İzmir Büyükşehir Belediyesi, geçimini tarım ve hayvancılıktan sağlayan küçük çiftçilere yönelik “tarım suyu indirimi”nin suistimal edilmemesini istedi. İZSU Genel Müdürlüğü, “Üreticilerimizi, su kaynaklarının verimli ve bilinçli kullanılması yönünde duyarlı olmaya davet ediyoruz” açıklaması yaptı.
Geçtiğimiz Mayıs ayında alınan Meclis kararının ardından, Haziran ayından itibaren tarım ve hayvancılıkla uğraşanlar için “Tarım Suyu” tarifesini 96 kuruştan 43 kuruşa indiren İzmir Büyükşehir Belediyesi, “bilinçsiz ve usulsüz kullanımın” artması üzerine üreticilere çağrıda bulunarak su kaynaklarının korunması konusunda hassas davranılmasını istedi. Tarım suyundaki indirimin, şebeke abonesi olan evlerle aynı parselde bulunan küçük arazilerin ve o evlerdeki küçük ve büyükbaş hayvanların su ihtiyacının karşılanmasına yönelik olduğunu hatırlatan İZSU yetkilileri, bu iyi niyetli girişimin pek çok yerde suistimal edilmesi üzerine su tüketiminin arttığını ve bunun da bazı bölgelerde su sıkıntısına yol açtığını bildirdi.
Yönetmelik ne diyor?
İZSU Genel Müdürlüğü, konuyla ilgili şu açıklamayı yaptı: “6360 sayılı yasa öncesi tarımla ve hayvancılıkla uğraşanlar ihtiyaçlarını kendi kuyularından, doğal kaynaklardan, sulama birliklerinin getirdiği sulardan ya da köy tüzel kişiliklerinin açtığı sulama suyu kuyularından karşılıyorlardı. 6360 sayılı yasanın yürürlüğe girmesinden sonra sayaç okuma işlemleri yapılmaya başlandı. Tarım ve hayvancılığa destek amacıyla, 1 Haziran 2015 tarihinden itibaren uygulamaya koyduğumuz tarım suyu tarifesindeki indirim ise küçük üreticilerimize adeta ‘can suyu’ oldu. Ancak gelen faturaların kullandıkları suya göre çok daha düşük değerlerde olduğunu gören bazı üreticilerimiz, köyün kuyusundan üretilerek depoya verilen suyu doğrudan tarla sulamasında kullanılmaya başlanmıştır.
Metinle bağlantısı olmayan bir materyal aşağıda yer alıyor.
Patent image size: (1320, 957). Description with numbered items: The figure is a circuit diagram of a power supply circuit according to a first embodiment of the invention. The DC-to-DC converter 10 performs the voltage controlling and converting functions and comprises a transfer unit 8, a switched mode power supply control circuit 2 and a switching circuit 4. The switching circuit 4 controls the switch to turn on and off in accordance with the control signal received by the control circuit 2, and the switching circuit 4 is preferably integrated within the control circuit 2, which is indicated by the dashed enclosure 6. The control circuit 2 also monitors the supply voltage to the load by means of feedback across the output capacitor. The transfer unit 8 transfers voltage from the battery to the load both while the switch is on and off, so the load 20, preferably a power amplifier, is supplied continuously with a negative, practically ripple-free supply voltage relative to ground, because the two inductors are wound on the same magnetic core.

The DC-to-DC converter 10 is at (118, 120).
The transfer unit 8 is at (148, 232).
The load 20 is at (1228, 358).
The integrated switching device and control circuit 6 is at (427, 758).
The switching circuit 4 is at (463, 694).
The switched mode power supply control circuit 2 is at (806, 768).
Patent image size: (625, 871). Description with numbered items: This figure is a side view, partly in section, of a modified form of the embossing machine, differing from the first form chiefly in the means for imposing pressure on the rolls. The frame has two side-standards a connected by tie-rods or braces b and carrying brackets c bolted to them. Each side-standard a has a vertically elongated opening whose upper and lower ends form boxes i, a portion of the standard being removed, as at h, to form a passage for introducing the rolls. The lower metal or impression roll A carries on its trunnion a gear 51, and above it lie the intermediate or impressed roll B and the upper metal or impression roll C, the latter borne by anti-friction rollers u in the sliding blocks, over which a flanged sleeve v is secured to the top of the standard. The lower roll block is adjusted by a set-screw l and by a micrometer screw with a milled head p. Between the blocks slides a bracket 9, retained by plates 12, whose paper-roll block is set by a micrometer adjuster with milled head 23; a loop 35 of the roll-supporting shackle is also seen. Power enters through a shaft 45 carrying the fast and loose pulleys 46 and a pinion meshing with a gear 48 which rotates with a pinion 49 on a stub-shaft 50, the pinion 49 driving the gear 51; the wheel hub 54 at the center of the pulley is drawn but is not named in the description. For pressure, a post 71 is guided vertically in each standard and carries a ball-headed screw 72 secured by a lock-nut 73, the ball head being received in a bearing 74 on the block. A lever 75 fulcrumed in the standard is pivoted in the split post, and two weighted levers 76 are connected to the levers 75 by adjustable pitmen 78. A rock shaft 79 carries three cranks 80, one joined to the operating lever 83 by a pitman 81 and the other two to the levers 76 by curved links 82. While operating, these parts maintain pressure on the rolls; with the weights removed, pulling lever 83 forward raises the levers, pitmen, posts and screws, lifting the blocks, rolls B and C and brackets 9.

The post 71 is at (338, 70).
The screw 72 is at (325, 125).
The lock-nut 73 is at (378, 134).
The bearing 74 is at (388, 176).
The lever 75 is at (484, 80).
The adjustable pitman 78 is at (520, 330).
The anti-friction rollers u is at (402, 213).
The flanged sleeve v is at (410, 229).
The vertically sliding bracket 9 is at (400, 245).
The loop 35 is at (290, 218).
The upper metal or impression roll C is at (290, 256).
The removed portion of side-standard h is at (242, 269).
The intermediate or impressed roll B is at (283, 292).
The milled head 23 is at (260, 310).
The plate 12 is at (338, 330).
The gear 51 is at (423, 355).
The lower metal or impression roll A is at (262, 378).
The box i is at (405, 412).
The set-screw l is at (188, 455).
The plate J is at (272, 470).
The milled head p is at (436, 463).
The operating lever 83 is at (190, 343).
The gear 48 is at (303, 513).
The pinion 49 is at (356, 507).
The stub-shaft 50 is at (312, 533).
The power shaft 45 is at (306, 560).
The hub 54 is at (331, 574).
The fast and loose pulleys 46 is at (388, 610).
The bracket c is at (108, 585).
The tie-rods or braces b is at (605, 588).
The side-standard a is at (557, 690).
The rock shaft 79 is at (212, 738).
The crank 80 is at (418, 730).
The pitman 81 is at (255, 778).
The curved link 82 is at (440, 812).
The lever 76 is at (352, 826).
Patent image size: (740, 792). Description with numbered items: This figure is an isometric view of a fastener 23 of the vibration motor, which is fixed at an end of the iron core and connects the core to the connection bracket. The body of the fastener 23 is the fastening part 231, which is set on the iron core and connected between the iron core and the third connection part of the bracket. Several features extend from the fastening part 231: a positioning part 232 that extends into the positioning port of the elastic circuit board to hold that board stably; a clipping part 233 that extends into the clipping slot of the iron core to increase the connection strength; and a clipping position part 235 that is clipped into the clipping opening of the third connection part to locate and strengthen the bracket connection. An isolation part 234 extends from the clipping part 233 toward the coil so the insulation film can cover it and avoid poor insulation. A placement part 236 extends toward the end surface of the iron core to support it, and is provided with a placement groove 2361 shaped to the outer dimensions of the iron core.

Hatta tarım-hayvan aboneliğinin son derece düşük olan tarifesi nedeniyle üreticiler, kendi kuyularından sulamayı bırakmış, şebeke suyuyla büyük hacimli tarla sulaması yapmaya başlamışlardır. Oysa, şebeke suyundan tarım aboneliği verilmesi şartları yönetmelikte detaylı olarak tariflenmiştir. Tarifeler Yönetmeliği’ne göre, herhangi bir vatandaşın evinin bulunduğu araziye tarım aboneliği alabilmesi için ‘ev ile ekili alanın aynı parselde olması ve ev için mevcut bir şebeke aboneliğinin bulunması’ şartı aranmaktadır. Ancak mevcut tarım aboneliklerinin büyük kısmı bu şartı sağlamamakta olup, ya herhangi bir ev bulunmayan ekili arazide şebeke aboneliği alınmış ya da arazide şebeke aboneliği olan ev olsa da alınan tarım aboneliğinden başka parseller sulanmaktadır. Bu şekilde yapılan uygulama, günlük kullanım için ihtiyaç duyulan içme suyu rezervinin tükenmesine yol açmaktadır. Önceliğin insani amaçlı tüketim olduğu bir kez daha hatırlatıp vatandaşlarımızı su kaynaklarının verimli ve bilinçli kullanılması yönünde duyarlı olmaya davet ediyoruz.”